Tampoco han faltado a la ceremonia el presidente de la CEOE, Joan Rosell, que ha conversado largo rato con Josep Sánchez Llibre; el secretario general de UGT, Cándido Méndez; en representación de CCOO, su secretario de Organización, Fernando Lezcano; la secretaria general iberoamericana, Rebeca Grynspan, y los exjefes de la Casa del Rey Alberto Aza y Fernando Almansa.

PONENTES CONSTITUCIONALES

También han presenciado la ceremonia histórica los tres ponentes de la Constitución que quedan vivos, Miguel Herrero y Rodríguez de Miñón, José Pedro Pérez Llorca y Miquel Roca, el periodista Luis María Anson, los presidentes del Consejo de Estado y del Tribunal de Cuentas, la Defensora del Pueblo, Soledad Becerril; el fiscal general del Estado, Eduardo Torres Dulce, el director del CNI, Félix Sanz Roldán, la cúpula militar, los directores de la Policía y de la Guardia Civil, Ignacio Cosidó y Arsenio Fernández de Mesa.

Así como el jefe de gabinete de Rajoy, Jorge Moragas; el subsecretario del Ministerio de Presidencia, Jaime Pérez Renovales, encargado de leer la ley de abdicación; y los caballeros de la Orden del Toisón de Oro Javier Solana; Víctor García de la Concha, Enrique Iglesias y Simeón de Sajonia Coburgo; los presidentes de las Reales Academias y de las Reales Maestranzas, así como el decano de la Diputación Permanente del Consejo de la Grandeza, Alfonso Martínez de Irujo y Fitz-James Stuart, duque de Híjar.

A su llegada en coche al Palacio Real, Don Juan Carlos, que ha entrado por la Puerta del Príncipe, ha recibido los honores de una compañía de la Guardia Real con escuadra de gastadores, unidad de música, bandera y tres secciones.
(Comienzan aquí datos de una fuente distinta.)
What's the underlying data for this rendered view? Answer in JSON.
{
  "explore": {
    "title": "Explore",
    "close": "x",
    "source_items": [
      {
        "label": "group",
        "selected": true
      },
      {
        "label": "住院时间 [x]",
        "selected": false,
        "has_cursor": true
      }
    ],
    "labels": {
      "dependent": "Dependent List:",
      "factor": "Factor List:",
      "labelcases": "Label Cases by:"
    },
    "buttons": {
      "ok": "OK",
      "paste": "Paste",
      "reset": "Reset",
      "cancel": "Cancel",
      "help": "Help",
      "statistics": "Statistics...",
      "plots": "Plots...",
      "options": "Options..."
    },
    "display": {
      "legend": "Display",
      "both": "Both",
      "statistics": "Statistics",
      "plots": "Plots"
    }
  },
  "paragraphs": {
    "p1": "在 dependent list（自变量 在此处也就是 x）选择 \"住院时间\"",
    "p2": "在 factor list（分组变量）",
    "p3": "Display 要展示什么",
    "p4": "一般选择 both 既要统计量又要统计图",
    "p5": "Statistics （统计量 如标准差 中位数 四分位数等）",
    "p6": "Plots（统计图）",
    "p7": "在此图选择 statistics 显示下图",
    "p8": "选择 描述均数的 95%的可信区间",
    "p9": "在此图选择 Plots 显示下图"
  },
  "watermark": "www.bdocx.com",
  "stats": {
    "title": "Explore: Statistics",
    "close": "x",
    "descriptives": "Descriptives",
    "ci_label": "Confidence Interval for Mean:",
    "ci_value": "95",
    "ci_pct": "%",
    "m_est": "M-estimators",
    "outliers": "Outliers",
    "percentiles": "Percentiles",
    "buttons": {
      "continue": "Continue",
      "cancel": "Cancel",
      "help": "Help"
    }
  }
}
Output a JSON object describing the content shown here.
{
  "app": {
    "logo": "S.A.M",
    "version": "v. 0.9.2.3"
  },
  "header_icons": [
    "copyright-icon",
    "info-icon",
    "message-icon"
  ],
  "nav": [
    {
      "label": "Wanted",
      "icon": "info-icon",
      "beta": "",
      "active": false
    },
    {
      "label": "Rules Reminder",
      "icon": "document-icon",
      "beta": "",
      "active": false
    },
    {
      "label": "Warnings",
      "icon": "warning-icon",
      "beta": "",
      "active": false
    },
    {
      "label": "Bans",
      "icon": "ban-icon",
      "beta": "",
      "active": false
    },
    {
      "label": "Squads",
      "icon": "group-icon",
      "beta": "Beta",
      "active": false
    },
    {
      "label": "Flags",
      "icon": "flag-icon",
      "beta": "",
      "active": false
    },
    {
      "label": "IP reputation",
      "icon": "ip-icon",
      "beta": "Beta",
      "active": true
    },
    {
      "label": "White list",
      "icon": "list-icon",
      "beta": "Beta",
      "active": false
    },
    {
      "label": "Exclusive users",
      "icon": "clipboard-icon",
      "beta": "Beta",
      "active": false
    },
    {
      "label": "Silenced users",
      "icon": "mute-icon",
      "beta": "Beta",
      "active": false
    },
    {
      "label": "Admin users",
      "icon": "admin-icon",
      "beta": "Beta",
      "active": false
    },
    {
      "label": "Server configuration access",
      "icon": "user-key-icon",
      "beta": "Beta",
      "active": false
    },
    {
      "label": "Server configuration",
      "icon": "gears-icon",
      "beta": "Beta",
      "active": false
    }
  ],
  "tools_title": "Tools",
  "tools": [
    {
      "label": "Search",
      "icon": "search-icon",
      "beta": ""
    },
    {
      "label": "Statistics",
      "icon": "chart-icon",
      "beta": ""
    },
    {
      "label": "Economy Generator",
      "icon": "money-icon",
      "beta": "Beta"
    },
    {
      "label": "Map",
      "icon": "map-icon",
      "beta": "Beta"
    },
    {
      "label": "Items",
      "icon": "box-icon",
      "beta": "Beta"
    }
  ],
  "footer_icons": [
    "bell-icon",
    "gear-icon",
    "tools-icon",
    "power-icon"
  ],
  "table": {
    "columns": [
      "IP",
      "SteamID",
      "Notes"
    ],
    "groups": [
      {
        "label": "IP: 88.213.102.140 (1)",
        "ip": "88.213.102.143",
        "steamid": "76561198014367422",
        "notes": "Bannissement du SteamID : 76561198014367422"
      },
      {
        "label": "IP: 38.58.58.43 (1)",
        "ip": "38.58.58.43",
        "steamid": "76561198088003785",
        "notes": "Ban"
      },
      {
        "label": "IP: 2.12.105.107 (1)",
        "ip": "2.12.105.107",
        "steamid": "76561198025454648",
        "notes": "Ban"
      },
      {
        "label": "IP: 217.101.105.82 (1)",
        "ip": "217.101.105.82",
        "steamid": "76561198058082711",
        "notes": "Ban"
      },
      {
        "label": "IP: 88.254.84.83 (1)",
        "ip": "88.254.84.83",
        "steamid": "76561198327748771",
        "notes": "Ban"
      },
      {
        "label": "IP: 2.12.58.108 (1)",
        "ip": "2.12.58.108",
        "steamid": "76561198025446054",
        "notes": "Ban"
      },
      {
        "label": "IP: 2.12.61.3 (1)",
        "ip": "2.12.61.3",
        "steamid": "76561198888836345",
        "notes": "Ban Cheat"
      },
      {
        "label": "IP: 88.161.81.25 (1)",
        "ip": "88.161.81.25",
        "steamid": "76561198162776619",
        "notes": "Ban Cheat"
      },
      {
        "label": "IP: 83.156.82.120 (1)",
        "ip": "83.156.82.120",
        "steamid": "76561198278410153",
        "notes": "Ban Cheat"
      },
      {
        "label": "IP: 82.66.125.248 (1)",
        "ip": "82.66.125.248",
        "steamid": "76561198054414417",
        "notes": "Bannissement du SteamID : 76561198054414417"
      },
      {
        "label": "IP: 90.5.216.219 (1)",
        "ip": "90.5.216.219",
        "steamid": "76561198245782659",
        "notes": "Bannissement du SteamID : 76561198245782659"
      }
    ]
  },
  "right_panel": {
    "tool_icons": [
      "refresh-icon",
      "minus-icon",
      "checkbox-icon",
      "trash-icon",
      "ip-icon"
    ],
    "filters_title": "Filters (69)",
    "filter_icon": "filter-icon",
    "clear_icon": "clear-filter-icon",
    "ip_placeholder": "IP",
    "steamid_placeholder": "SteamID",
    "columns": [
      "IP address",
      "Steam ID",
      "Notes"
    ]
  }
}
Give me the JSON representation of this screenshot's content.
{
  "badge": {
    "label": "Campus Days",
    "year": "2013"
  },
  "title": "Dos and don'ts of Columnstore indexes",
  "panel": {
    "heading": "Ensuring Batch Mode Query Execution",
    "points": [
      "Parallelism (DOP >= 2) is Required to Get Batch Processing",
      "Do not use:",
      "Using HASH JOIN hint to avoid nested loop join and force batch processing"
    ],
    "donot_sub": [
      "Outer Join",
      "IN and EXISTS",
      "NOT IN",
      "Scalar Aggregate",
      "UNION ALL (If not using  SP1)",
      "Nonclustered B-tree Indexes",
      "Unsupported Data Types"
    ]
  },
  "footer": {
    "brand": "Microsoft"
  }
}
Se le han rendido honores con salvas de ordenanzas (21 cañonazos) y el himno nacional.

Al terminar el acto, Don Juan Carlos se ha marchado tras recibir, con la emoción a flor de piel, su último "¡Viva el Rey!", en voz rotunda de los alabarderos de la Guardia Real.

Cuando su vehículo ha salido rumbo a Zarzuela se ha arriado el estandarte con el escudo de armas del Rey Juan Carlos I, que hoy ha lucido, por última vez, junto a la bandera nacional, en lo alto del Palacio Real de Madrid.

ESCENARIO HISTÓRICO

El escenario elegido para este hecho histórico ha sido el Salón de Columnas del palacio. Se trata de la misma estancia donde se instaló la capilla ardiente del general Franco y, ya en democracia, donde se firmó el acta de adhesión de España a las Comunidades Europeas en 1985 o se celebró la conferencia de paz entre israelíes y palestinos en 1991.

En el lateral izquierdo de la sala, detrás de la mesa donde el Rey ha firmado la abdicación y a unos pasos de la bandera nacional y la europea, estaban ubicadas las enseñas de todas las comunidades autónomas, así como de las ciudades autónomas de Ceuta y de Melilla.

El orden de las banderas reproducía el de la aprobación de los estatutos de autonomía, con la de Euskadi en primer lugar, seguida por las de Cataluña, Galicia y Andalucía.